I served as Chairman of the Surface Transportation Board (STB) from 2009-17. One of my biggest concerns was the limited access rail shippers had to certain remedies for rail violations of the Interstate Commerce Commission Termination Act. I saw my role as a balancing act between the interests of the railroads and their shippers. Each side had its perspective on the effectiveness of the existing rail regulatory scheme and the need for new rules. However, some of the regulatory remedies subject to the jurisdiction of the STB had indisputably lost most of their teeth over the years, including reciprocal switching and small rate cases.
Few Shippers Bring Cases Against Railroads
While there is much debate about why so few shippers bring cases to the STB against railroads, there can be little debate that shippers seldom bring small rate and reciprocal switching cases there. Shippers argue that the two existing small rate case processes and the standard to obtain a reciprocal switch are basically ineffective. This argument bears itself out by the dearth of cases on these issues over the years. The STB has taken notice of the absence of small rate cases and reciprocal switching proceedings and has taken action on this front. This should generate some optimism from these rail shippers for a more effective regulatory structure.
Reciprocal Switching
The STB began a rulemaking in 2016 on reciprocal switching which essentially has laid dormant until this year when there was a hearing on the subject in March. The existing standard for a reciprocal switching remedy has been viewed as unobtainable by rail shippers. The STB started this rulemaking to provide better access to this remedy put in place by statute. It is expected that there could be a new rule by the end of this month on reciprocal switching that should improve shippers’ chances in these proceedings.

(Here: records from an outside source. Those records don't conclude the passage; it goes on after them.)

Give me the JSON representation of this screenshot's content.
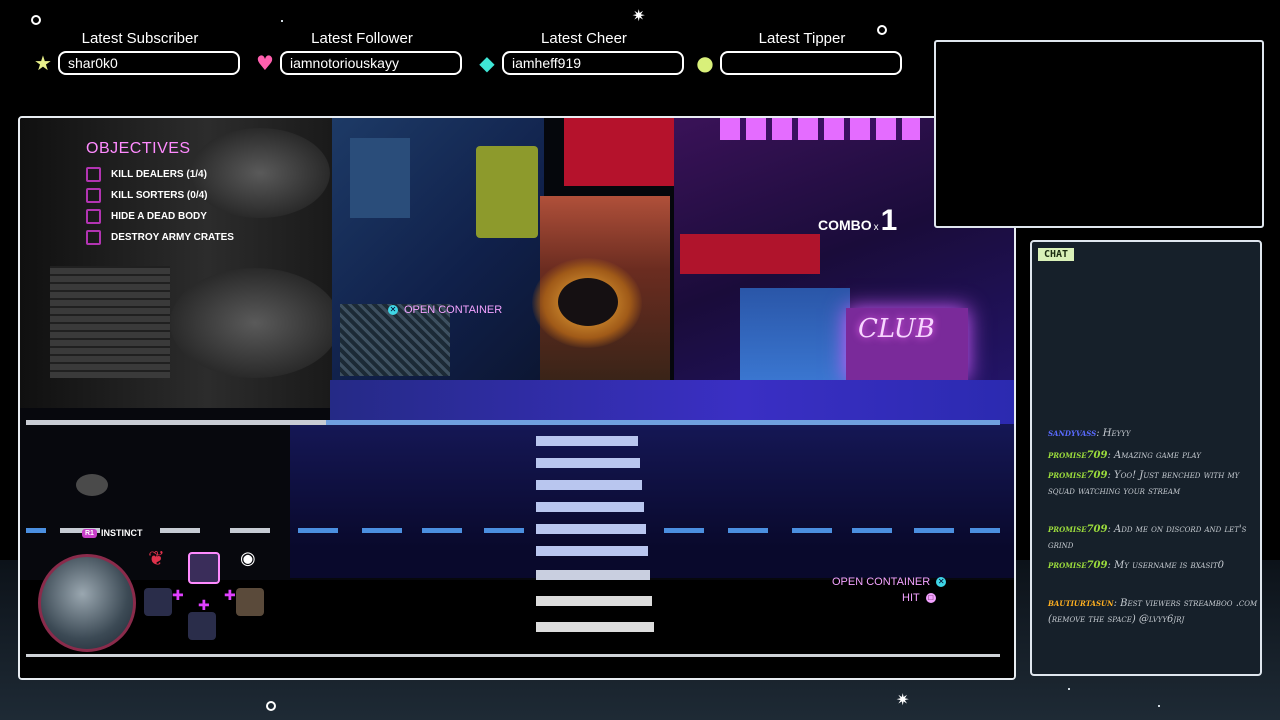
{
  "alerts": [
    {
      "title": "Latest Subscriber",
      "value": "shar0k0",
      "icon": "star-icon",
      "color": "#e8f08a"
    },
    {
      "title": "Latest Follower",
      "value": "iamnotoriouskayy",
      "icon": "heart-icon",
      "color": "#ff5fae"
    },
    {
      "title": "Latest Cheer",
      "value": "iamheff919",
      "icon": "gem-icon",
      "color": "#3fe6d6"
    },
    {
      "title": "Latest Tipper",
      "value": "",
      "icon": "coin-icon",
      "color": "#d9f07a"
    }
  ],
  "game": {
    "objectives_title": "OBJECTIVES",
    "objectives": [
      "KILL DEALERS (1/4)",
      "KILL SORTERS (0/4)",
      "HIDE A DEAD BODY",
      "DESTROY ARMY CRATES"
    ],
    "combo_label": "COMBO",
    "combo_x": "x",
    "combo_count": "1",
    "open_container_world": "OPEN CONTAINER",
    "open_container_hud": "OPEN CONTAINER",
    "hit_label": "HIT",
    "instinct_button": "R1",
    "instinct_label": "INSTINCT",
    "neon_sign": "CLUB"
  },
  "chat": {
    "title": "CHAT",
    "messages": [
      {
        "user": "sandyvass",
        "text": "Heyyy",
        "color": "#5a6bff"
      },
      {
        "user": "promise709",
        "text": "Amazing game play",
        "color": "#9cdc3c"
      },
      {
        "user": "promise709",
        "text": "Yoo! Just benched with my squad watching your stream",
        "color": "#9cdc3c"
      },
      {
        "user": "promise709",
        "text": "Add me on discord and let's grind",
        "color": "#9cdc3c"
      },
      {
        "user": "promise709",
        "text": "My username is bxasit0",
        "color": "#9cdc3c"
      },
      {
        "user": "bautiurtasun",
        "text": "Best viewers streamboo .com (remove the space) @lvyy6jrj",
        "color": "#ffb020"
      }
    ]
  }
}
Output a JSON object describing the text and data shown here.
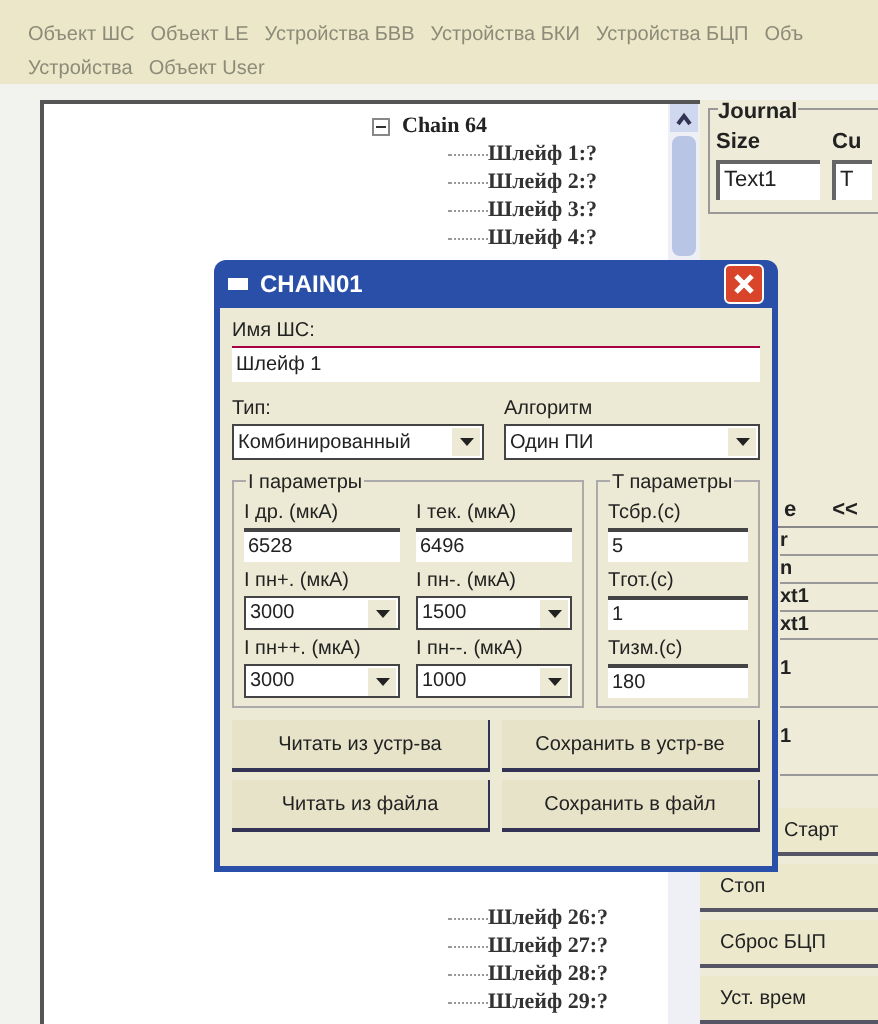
{
  "menu": [
    [
      "Объект ШС",
      "Объект LE",
      "Устройства БВВ",
      "Устройства БКИ",
      "Устройства БЦП",
      "Объ"
    ],
    [
      "Устройства",
      "Объект User"
    ]
  ],
  "tree": {
    "label": "Chain 64",
    "expanded": true,
    "children": [
      {
        "label": "Шлейф 1:?"
      },
      {
        "label": "Шлейф 2:?"
      },
      {
        "label": "Шлейф 3:?"
      },
      {
        "label": "Шлейф 4:?"
      }
    ],
    "more": [
      {
        "label": "Шлейф 26:?"
      },
      {
        "label": "Шлейф 27:?"
      },
      {
        "label": "Шлейф 28:?"
      },
      {
        "label": "Шлейф 29:?"
      }
    ]
  },
  "journal": {
    "title": "Journal",
    "columns": [
      "Size",
      "Cu"
    ],
    "values": [
      "Text1",
      "T"
    ]
  },
  "right_tabs": [
    "e",
    "<<"
  ],
  "right_fragments": [
    "r",
    "n",
    "xt1",
    "xt1",
    "1",
    "1"
  ],
  "right_buttons": [
    "Старт",
    "Стоп",
    "Сброс БЦП",
    "Уст. врем"
  ],
  "dialog": {
    "title": "CHAIN01",
    "name_label": "Имя ШС:",
    "name_value": "Шлейф 1",
    "type_label": "Тип:",
    "type_value": "Комбинированный",
    "algo_label": "Алгоритм",
    "algo_value": "Один ПИ",
    "i_group": "I параметры",
    "t_group": "T параметры",
    "i_fields": [
      {
        "label": "I др. (мкА)",
        "value": "6528",
        "kind": "text"
      },
      {
        "label": "I тек. (мкА)",
        "value": "6496",
        "kind": "text"
      },
      {
        "label": "I пн+. (мкА)",
        "value": "3000",
        "kind": "combo"
      },
      {
        "label": "I пн-. (мкА)",
        "value": "1500",
        "kind": "combo"
      },
      {
        "label": "I пн++. (мкА)",
        "value": "3000",
        "kind": "combo"
      },
      {
        "label": "I пн--. (мкА)",
        "value": "1000",
        "kind": "combo"
      }
    ],
    "t_fields": [
      {
        "label": "Тсбр.(с)",
        "value": "5"
      },
      {
        "label": "Тгот.(с)",
        "value": "1"
      },
      {
        "label": "Тизм.(с)",
        "value": "180"
      }
    ],
    "buttons": [
      "Читать из устр-ва",
      "Сохранить в устр-ве",
      "Читать из файла",
      "Сохранить в файл"
    ]
  }
}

Under reciprocal switching, an incumbent carrier transports a shipper’s traffic to an interchange point, where it switches the rail cars over to the competing carrier. The competing carrier pays the incumbent carrier a switching fee for bringing or taking the cars from the shipper’s facility to the interchange point, or vice versa. The switching fee is incorporated into the competing carrier’s total rate to the shipper. Reciprocal switching thus enables a competing carrier to offer its own single-line rate to compete with the incumbent carrier’s single-line rate, even if the competing carrier’s lines do not physically reach a shipper’s facility. This would create competition between these two railroads and hopefully result in better service and rates for the shipper.
Final Offer Rate Review
In addition, the STB is expected to issue a new small rate case process decision by the end of this month called Final Offer Rate Review. This process could be in the form of voluntary arbitration with the railroads or a case at the STB. This new method of challenging rail rates would fill a perceived void by rail shippers who generally believe the existing small rate case processes are broken.
The proposal provides a baseball-style arbitration process where each side presents its position on what a reasonable rate should be, and the STB or arbitrator would choose the best option between the railroad’s and the shipper’s position. The structure would allow parties to present their cases in the manner that they believe is most convincing without the stringent guidelines in the existing types of small-rate cases. The remedy limit would be $4 million over a two-year period.
Is Change Approaching?
Rail shippers have consistently complained that they have no routes to challenge improper behavior by the railroads at the STB in certain instances as discussed. This may change soon. It remains to be seen how strong these two new rules will be and whether shippers will use them. My advice is to watch for these two decisions because the STB has finally given you what you need to bring a case to protect your statutory rights from market-dominant railroads.